Он осторожно опустился на краешек кресла, готовый в любой момент вскочить вновь.
— Я еще хотела спросить…
Эвелина подняла голову и посмотрела банкиру в глаза. Она не торопилась спрашивать. Гальперин мгновенно догадался, но ни одним движением не обнаружил этого, притворяясь недогадливым.
— Я хотела спросить, — повторила Эвелина жестковато, — правда ли то, что говорят о графе Мнишеке?
— Что имеет в виду ясновельможная пани?
Гальперин встал. Эвелина указала ему на кресло, он подчинился, сел.
— Вся эта история с какой-то корчмаркой. Говорят, все это произошло не без вашего участия.
Нет. Сидеть действительно трудно. Кто же донес обо всем этом графине? Ах! Вероятно, Кароль. Узнает Мнишек, и будет дело! Гальперин разгладил борта сюртука. Он повел речь осторожно, раздельно выговаривая каждое слово, точно взвешивая убедительность его.
Частица правды в этом слухе есть. Но не все. Далеко не все правдоподобно. Он тоже кое-что слышал. И если их светлости угодно, он приложит усилия, чтобы, не теряя времени, разузнать обо всем подробно. Тогда он сможет сказать что-нибудь определенное, а так, кроме сплетен… да, кстати, он совершенно непричастен к этой истории, здесь какое-то недоразумение.

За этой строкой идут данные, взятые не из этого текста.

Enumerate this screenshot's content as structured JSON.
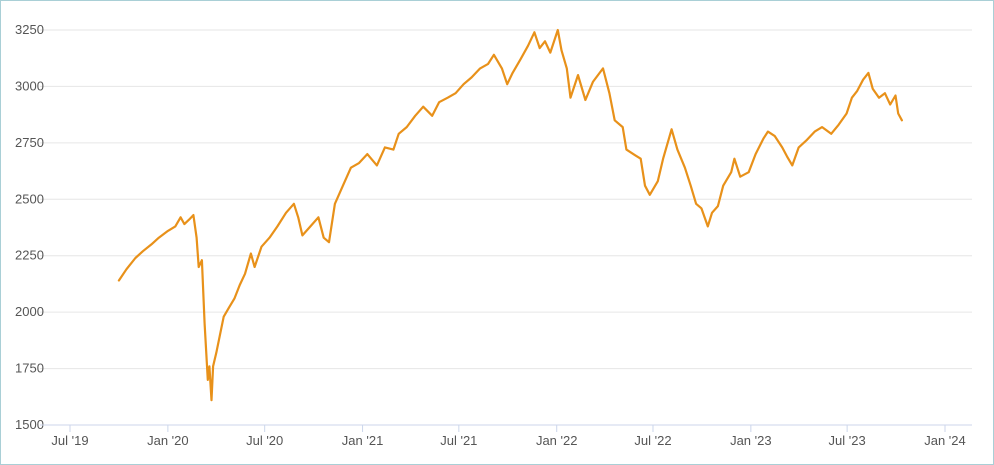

Гальперин умолк. Он ожидал, что скажет в ответ Ганская. Она не торопилась. Что ответить этой хитрой лисе? Подняться с кресла, выгнать его вон одним мановением руки либо приказать Жегмонту взять его на конюшню и отодрать как следует или затравить собаками? Она забавлялась подобными мыслями, и это успокаивало ее. Но через мгновение Эвелина поняла, что ни того, ни другого, ни третьего она не может себе позволить. Вот застыл перед нею он, банкир Гальперин, смиренный и угодливый, но за этой внешней покорностью кроется кое-что, чего обойти и забыть нельзя! И Эвелина, поднимаясь, сухо, сдержанно и спокойно говорит:
— Имейте в виду, мне желательно, чтобы все это прекратилось. Эти слухи, если они даже неправдоподобны, не должны дойти до Ганны, и графу Мнишеку надлежит знать, что мне кое-что известно. Учтите это и примите меры.
Исаак Гальперин тоже стоял. Он внимательно выслушал графиню. Как всегда, он только поклонился.